El segundo hijo, de 17 años de edad en la actualidad, se estancó luego de aprobar el séptimo grado. La tercera y la cuarta hija de los Pérez están matriculadas en cuarto y primer grado, respectivamente, pero asisten a clase con algunas dificultades debido a los limitados recursos económicos de sus padres, puesto que el dinero que entra a casa no supera los 200 Lempiras diarios (8 dólares), habiendo en ese hogar siete bocas que alimentar. Las dos pequeñas están en gran riesgo de retornar al oscuro vacío de la deserción escolar y sus padres hacen un verdadero esfuerzo para que los lápices, cuadernos y tareas sigan siendo parte de su día a día, pues son conscientes de que la educación les hará tener mayor probabilidad de mejorar su calidad de vida.
Una de ellas recibió una camisa del uniforme de su escuela porque sus padres no pueden comprarla; la otra, asiste a clase con ropa de color, volviéndose “especial” entre sus compañeros, pues todos visten el uniforme de reglamento.
La hija mayor de los Pérez quiere obtener una licenciatura en administración de empresas y aunque su escolaridad refleje siete años de retraso en comparación con su edad, no pierde la esperanza de cumplir con lo que ella confiesa es “su sueño de vida para trabajar en una oficina”.
El segundo hijo de los Pérez es más pesimista.
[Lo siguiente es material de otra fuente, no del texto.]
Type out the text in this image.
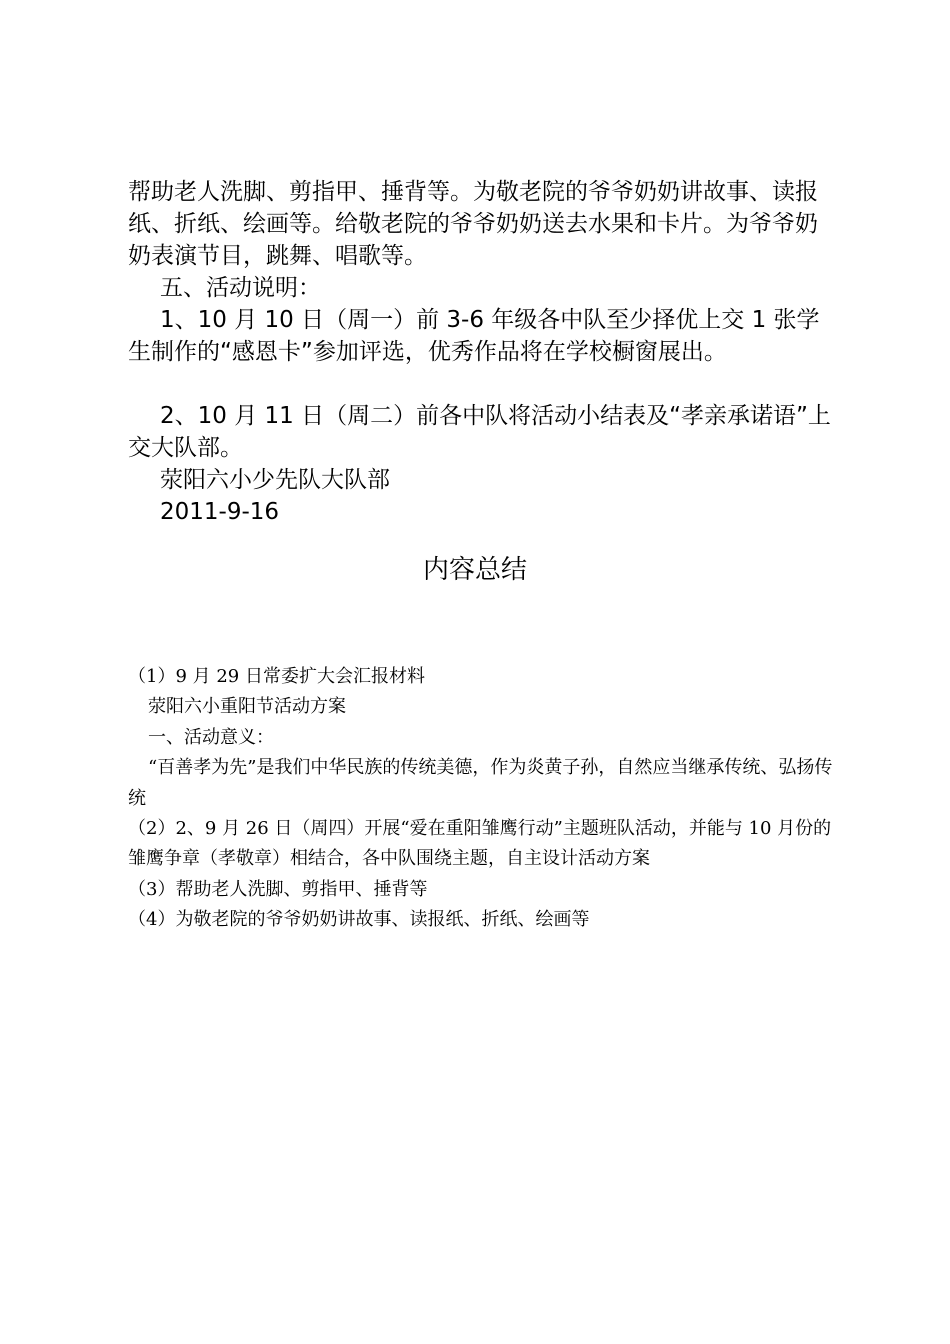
帮助老人洗脚、剪指甲、捶背等。为敬老院的爷爷奶奶讲故事、读报纸、折纸、绘画等。给敬老院的爷爷奶奶送去水果和卡片。为爷爷奶奶表演节目，跳舞、唱歌等。

五、活动说明：

1、10 月 10 日（周一）前 3-6 年级各中队至少择优上交 1 张学生制作的“感恩卡”参加评选，优秀作品将在学校橱窗展出。

2、10 月 11 日（周二）前各中队将活动小结表及“孝亲承诺语”上交大队部。

荥阳六小少先队大队部

2011-9-16

内容总结

（1）9 月 29 日常委扩大会汇报材料

荥阳六小重阳节活动方案

一、活动意义：

“百善孝为先”是我们中华民族的传统美德，作为炎黄子孙，自然应当继承传统、弘扬传统

（2）2、9 月 26 日（周四）开展“爱在重阳雏鹰行动”主题班队活动，并能与 10 月份的雏鹰争章（孝敬章）相结合，各中队围绕主题，自主设计活动方案

（3）帮助老人洗脚、剪指甲、捶背等

（4）为敬老院的爷爷奶奶讲故事、读报纸、折纸、绘画等
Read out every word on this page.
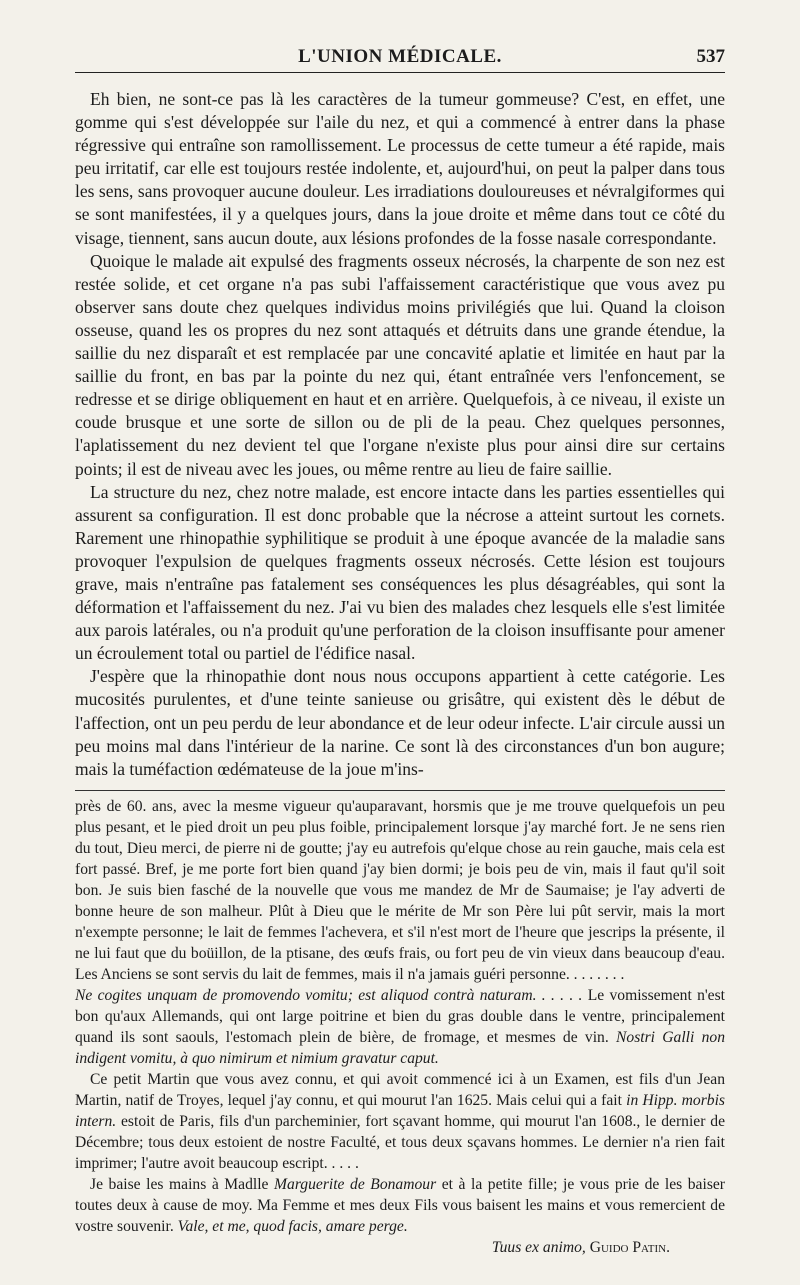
L'UNION MÉDICALE.	537

Eh bien, ne sont-ce pas là les caractères de la tumeur gommeuse? C'est, en effet, une gomme qui s'est développée sur l'aile du nez, et qui a commencé à entrer dans la phase régressive qui entraîne son ramollissement. Le processus de cette tumeur a été rapide, mais peu irritatif, car elle est toujours restée indolente, et, aujourd'hui, on peut la palper dans tous les sens, sans provoquer aucune douleur. Les irradiations douloureuses et névralgiformes qui se sont manifestées, il y a quelques jours, dans la joue droite et même dans tout ce côté du visage, tiennent, sans aucun doute, aux lésions profondes de la fosse nasale correspondante.

Quoique le malade ait expulsé des fragments osseux nécrosés, la charpente de son nez est restée solide, et cet organe n'a pas subi l'affaissement caractéristique que vous avez pu observer sans doute chez quelques individus moins privilégiés que lui. Quand la cloison osseuse, quand les os propres du nez sont attaqués et détruits dans une grande étendue, la saillie du nez disparaît et est remplacée par une concavité aplatie et limitée en haut par la saillie du front, en bas par la pointe du nez qui, étant entraînée vers l'enfoncement, se redresse et se dirige obliquement en haut et en arrière. Quelquefois, à ce niveau, il existe un coude brusque et une sorte de sillon ou de pli de la peau. Chez quelques personnes, l'aplatissement du nez devient tel que l'organe n'existe plus pour ainsi dire sur certains points; il est de niveau avec les joues, ou même rentre au lieu de faire saillie.

La structure du nez, chez notre malade, est encore intacte dans les parties essentielles qui assurent sa configuration. Il est donc probable que la nécrose a atteint surtout les cornets. Rarement une rhinopathie syphilitique se produit à une époque avancée de la maladie sans provoquer l'expulsion de quelques fragments osseux nécrosés. Cette lésion est toujours grave, mais n'entraîne pas fatalement ses conséquences les plus désagréables, qui sont la déformation et l'affaissement du nez. J'ai vu bien des malades chez lesquels elle s'est limitée aux parois latérales, ou n'a produit qu'une perforation de la cloison insuffisante pour amener un écroulement total ou partiel de l'édifice nasal.

J'espère que la rhinopathie dont nous nous occupons appartient à cette catégorie. Les mucosités purulentes, et d'une teinte sanieuse ou grisâtre, qui existent dès le début de l'affection, ont un peu perdu de leur abondance et de leur odeur infecte. L'air circule aussi un peu moins mal dans l'intérieur de la narine. Ce sont là des circonstances d'un bon augure; mais la tuméfaction œdémateuse de la joue m'ins-

près de 60. ans, avec la mesme vigueur qu'auparavant, horsmis que je me trouve quelquefois un peu plus pesant, et le pied droit un peu plus foible, principalement lorsque j'ay marché fort. Je ne sens rien du tout, Dieu merci, de pierre ni de goutte; j'ay eu autrefois qu'elque chose au rein gauche, mais cela est fort passé. Bref, je me porte fort bien quand j'ay bien dormi; je bois peu de vin, mais il faut qu'il soit bon. Je suis bien fasché de la nouvelle que vous me mandez de Mr de Saumaise; je l'ay adverti de bonne heure de son malheur. Plût à Dieu que le mérite de Mr son Père lui pût servir, mais la mort n'exempte personne; le lait de femmes l'achevera, et s'il n'est mort de l'heure que jescrips la présente, il ne lui faut que du boüillon, de la ptisane, des œufs frais, ou fort peu de vin vieux dans beaucoup d'eau. Les Anciens se sont servis du lait de femmes, mais il n'a jamais guéri personne. . . . . . . .

Ne cogites unquam de promovendo vomitu; est aliquod contrà naturam. . . . . . Le vomissement n'est bon qu'aux Allemands, qui ont large poitrine et bien du gras double dans le ventre, principalement quand ils sont saouls, l'estomach plein de bière, de fromage, et mesmes de vin. Nostri Galli non indigent vomitu, à quo nimirum et nimium gravatur caput.

Ce petit Martin que vous avez connu, et qui avoit commencé ici à un Examen, est fils d'un Jean Martin, natif de Troyes, lequel j'ay connu, et qui mourut l'an 1625. Mais celui qui a fait in Hipp. morbis intern. estoit de Paris, fils d'un parcheminier, fort sçavant homme, qui mourut l'an 1608., le dernier de Décembre; tous deux estoient de nostre Faculté, et tous deux sçavans hommes. Le dernier n'a rien fait imprimer; l'autre avoit beaucoup escript. . . . .

Je baise les mains à Madlle Marguerite de Bonamour et à la petite fille; je vous prie de les baiser toutes deux à cause de moy. Ma Femme et mes deux Fils vous baisent les mains et vous remercient de vostre souvenir. Vale, et me, quod facis, amare perge.

Tuus ex animo, Guido Patin.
Dice que no cree que vuelva a la escuela, pero asegura sentir ganas de aprender sobre mecánica automotriz; quizá una salida para él sea la educación técnica, para la cual podría ser óptimo todavía.
Esta familia vive con muchas necesidades. La ocupación del padre es ahora de recogedor de botellas de plástico y latas, las cuales tienen un costo de 10 Lempiras por 32 latas, lo que representa 0.40 centavos de dólar. Un esfuerzo enorme por una remuneración casi intangible.
Pero sus necesidades van más allá de una casa decente, un ingreso sostenible y sustancioso mes a mes, o la garantía de una buena salud (nada que esté por encima de sus derechos básicos); ellos necesitan la paz que en más de cuatro años no han tenido. Necesitan la certeza de que la educación de sus hijos pueda ser una oportunidad para toda la familia.